Singh points out that for the technology to work, it would have to be applied to the entire health care social system that includes workflows and processes. “People often forget the non-technological part,” he said.
The Transition
Technology companies play up the humanitarian potential of diagnostic algorithms, but have been reticent about other potential impacts on the medical community. If machines can take over diagnoses, arguably the most difficult part of medicine, then might many doctors be rendered superfluous?
Vinod Khosla, whose eponymous venture capital firm invests in a number of tech companies that apply AI to health care, spelled out that conclusion in late 2012.

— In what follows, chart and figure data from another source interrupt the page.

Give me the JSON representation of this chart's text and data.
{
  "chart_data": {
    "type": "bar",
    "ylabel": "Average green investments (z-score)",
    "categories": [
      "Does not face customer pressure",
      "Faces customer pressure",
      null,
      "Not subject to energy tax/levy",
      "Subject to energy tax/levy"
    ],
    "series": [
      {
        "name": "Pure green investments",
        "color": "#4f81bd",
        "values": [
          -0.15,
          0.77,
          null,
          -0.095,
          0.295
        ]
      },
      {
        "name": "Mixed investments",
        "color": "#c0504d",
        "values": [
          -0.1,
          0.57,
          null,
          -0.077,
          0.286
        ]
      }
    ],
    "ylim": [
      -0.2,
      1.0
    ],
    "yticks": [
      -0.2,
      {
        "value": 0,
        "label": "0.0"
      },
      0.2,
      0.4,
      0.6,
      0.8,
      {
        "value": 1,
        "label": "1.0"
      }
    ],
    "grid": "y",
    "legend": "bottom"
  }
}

Earlier that year, Khosla wrote a Techcrunch OP-ED titled “Do We Need Doctors Or Algorithms?” arguing that soon “We won’t need the average doctor” and that only the top 20 percent of doctors will be needed, at least for another decade or two, to help improve the diagnostic software.
Khosla’s remarks provoked a fierce wave of backlash from doctors, many of whom argued that machines would never be allowed to make diagnostic decisions independently, whether because of liabilities issues or because they lack the human touch.
Even those sympathetic to diagnostic algorithms said that Khosla’s estimates for the fraction of doctors that would be replaced was too high.
“Khosla’s words exemplify the type of incendiary arrogance that makes people in medicine hate to work with people in tech, particularly those of the hype-loving Silicon Valley variety,” wrote Jae Won Joh, in the top-voted answer in a Quora thread asking what medical professionals think of Khosla’s prediction.
Khosla has since toned down his rhetoric, but still stands by the initial conjecture.
It is inevitable that … the majority of physicians’ diagnostic, prescription, and monitoring … will be replaced by smart hardware,“ Khosla wrote in a blog post last year. ”This is not to say 80 percent of physicians will be replaced, but rather 80 percent of what they currently do might be replaced, leading to new possibilities and functions for the physicians.”